Il grande esperimento monetario del Quantitative easing si avvia a conclusione. Il suo ombrello protettivo ha permesso di sopravvivere anche a società decotte che ora rischiano di saltare
Il percorso di normalizzazione della politica monetaria, con l’uscita di programmi di Quantitative easing (Qe), è stato ormai intrapreso da tutte le principali banche centrali (tranne quella giapponese). Alcune lo hanno fatto, per il momento, solo a parole, altre come la Fed sono già avanti lungo il sentiero di restrizione dei tassi di interesse.
Eoin Murray, responsabile investimenti di Hermes Investment Management avverte che “quando i tassi di interesse inizieranno ad aumentare significativamente, le società che sono state in grado finanziarsi a basso costo ricorrendo al debito si troveranno senza difese.
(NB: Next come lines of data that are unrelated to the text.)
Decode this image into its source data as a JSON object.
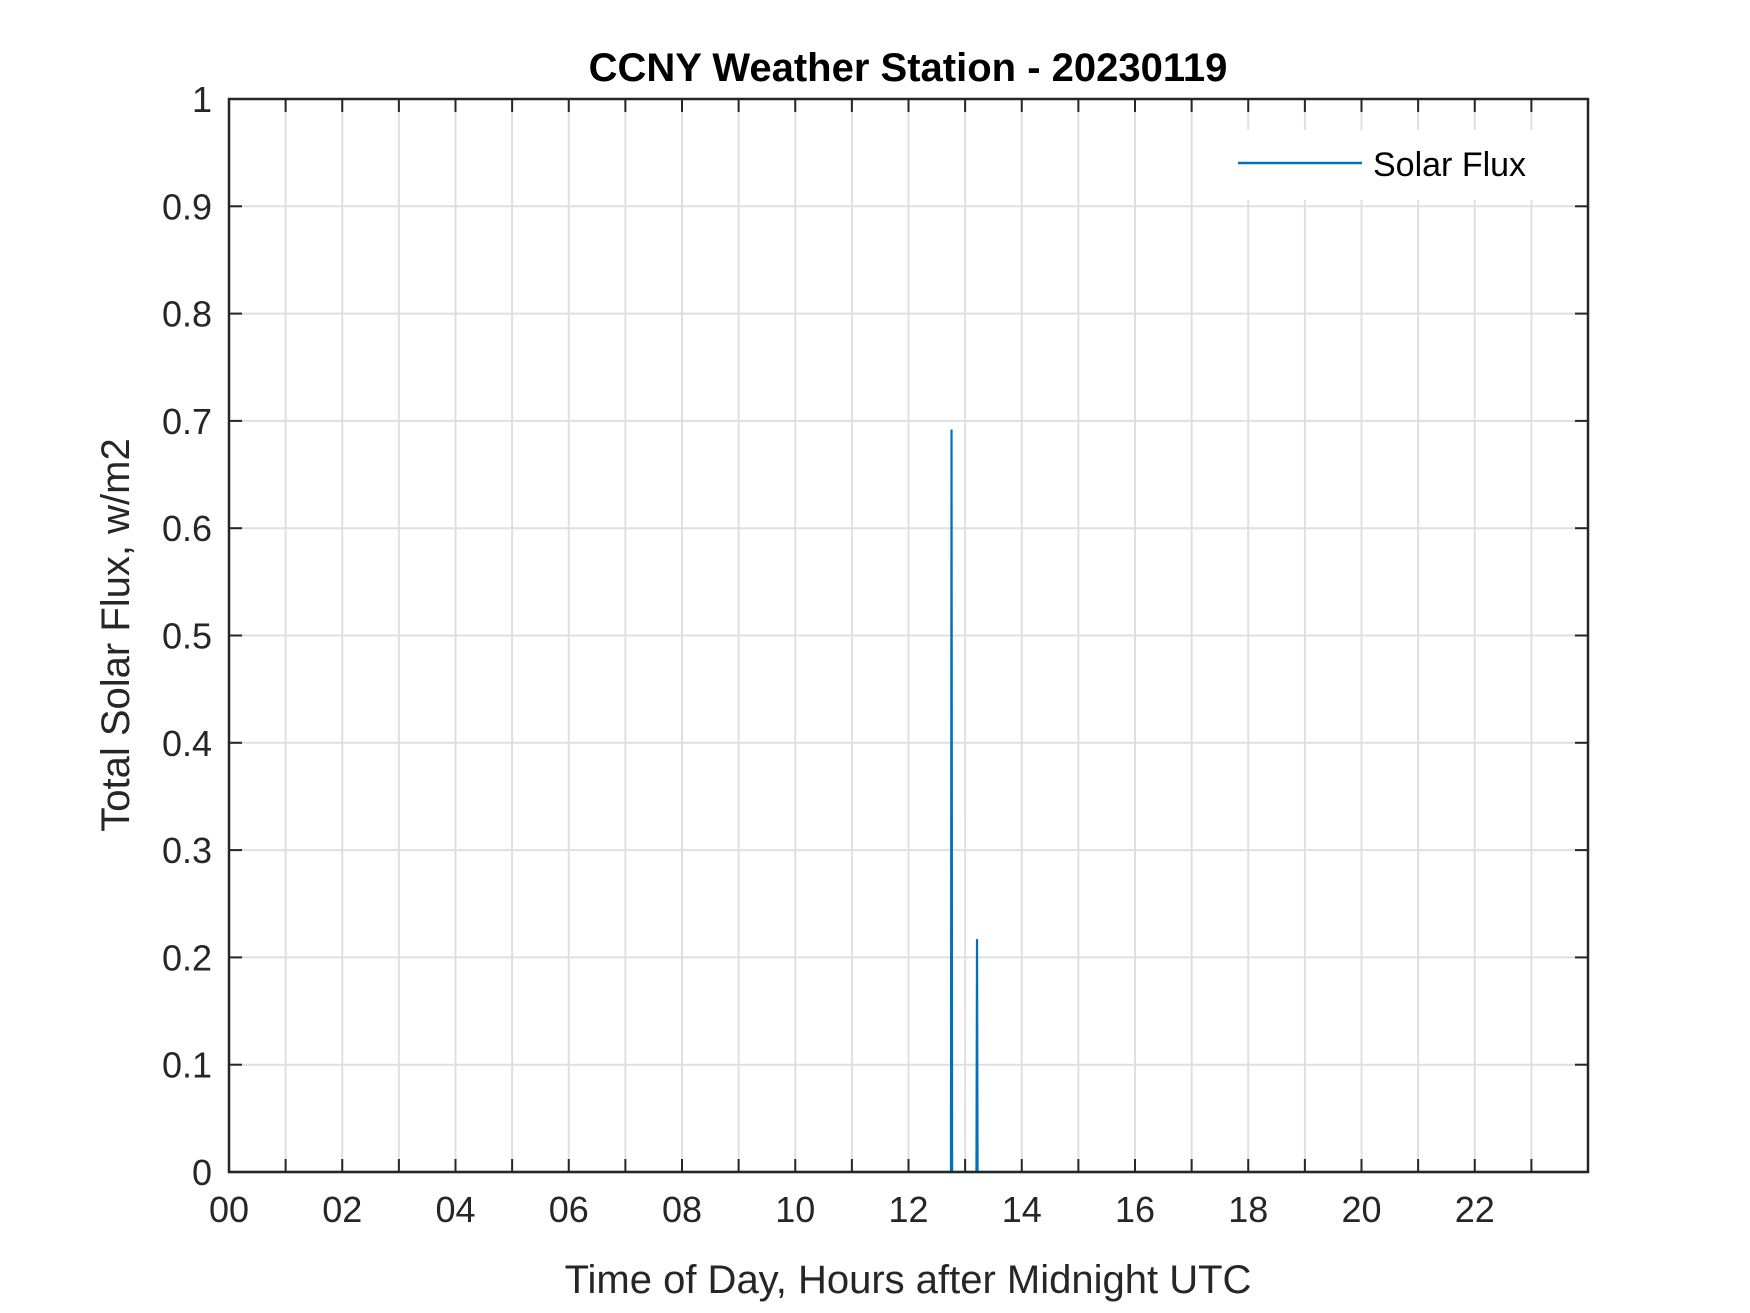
{
  "chart_data": {
    "type": "line",
    "title": "CCNY Weather Station - 20230119",
    "xlabel": "Time of Day, Hours after Midnight UTC",
    "ylabel": "Total Solar Flux, w/m2",
    "xlim": [
      0,
      24
    ],
    "ylim": [
      0,
      1
    ],
    "x_tick_values": [
      0,
      2,
      4,
      6,
      8,
      10,
      12,
      14,
      16,
      18,
      20,
      22
    ],
    "x_tick_labels": [
      "00",
      "02",
      "04",
      "06",
      "08",
      "10",
      "12",
      "14",
      "16",
      "18",
      "20",
      "22"
    ],
    "y_tick_values": [
      0,
      0.1,
      0.2,
      0.3,
      0.4,
      0.5,
      0.6,
      0.7,
      0.8,
      0.9,
      1
    ],
    "y_tick_labels": [
      "0",
      "0.1",
      "0.2",
      "0.3",
      "0.4",
      "0.5",
      "0.6",
      "0.7",
      "0.8",
      "0.9",
      "1"
    ],
    "grid": true,
    "grid_step_x": 1,
    "legend_position": "top-right",
    "colors": {
      "series": "#0072bd",
      "axes": "#262626",
      "grid": "#dfdfdf"
    },
    "series": [
      {
        "name": "Solar Flux",
        "x": [
          0,
          12.75,
          12.76,
          12.77,
          13.2,
          13.21,
          13.22,
          24
        ],
        "y": [
          0,
          0,
          0.692,
          0,
          0,
          0.217,
          0,
          0
        ]
      }
    ]
  }
}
Si tratta di aziende zombie che in un ciclo di tassi normali sarebbero già scomparse. Le banche centrali sono riuscite – involontariamente – a frenare la selezione naturale, fondamentale per un mercato sano, provocando un effetto domino sui flussi di denaro verso nuove imprese. Ma alla fine, l’ordine naturale delle cose prevarrà comunque”.
Gli investitori non sono pronti
A questo cambiamento di scenario gli investitori non sembrano essere pronti.
“Rileviamo – riprende Murray – un preoccupante sviluppo che riguarda il ritorno delle emissioni ‘covenant-lite’ o ‘cov-lite’ sul mercato istituzionale, fattore che rende meno probabile la ripresa da un fallimento”.
I covenant sono clausole vincolanti di tutela dei finanziatori di un’impresa contro il rischio di danni causati da gestioni eccessivamente rischiose dei finanziamenti concessi.
“Se ripensiamo al 2009, circa il 2% dei prestiti emessi era di tipo cov-lite – senza o con minori clausole o collaterali – nel 2010 il dato era salito al 10%, nel 2013 abbiamo osservato un balzo fino al 59% e nel 2016 la cifra è salita al 75%. Essenzialmente, questo significa che ci sono aziende che prendono denaro in prestito senza concedere una debita protezione ai finanziatori, che in realtà dovrebbero invece richiederla. Questo potrebbe rappresentare una potenziale polveriera per i mercati obbligazionari, e senza dubbio una polveriera che ricorda molto la situazione precedente il 2008”.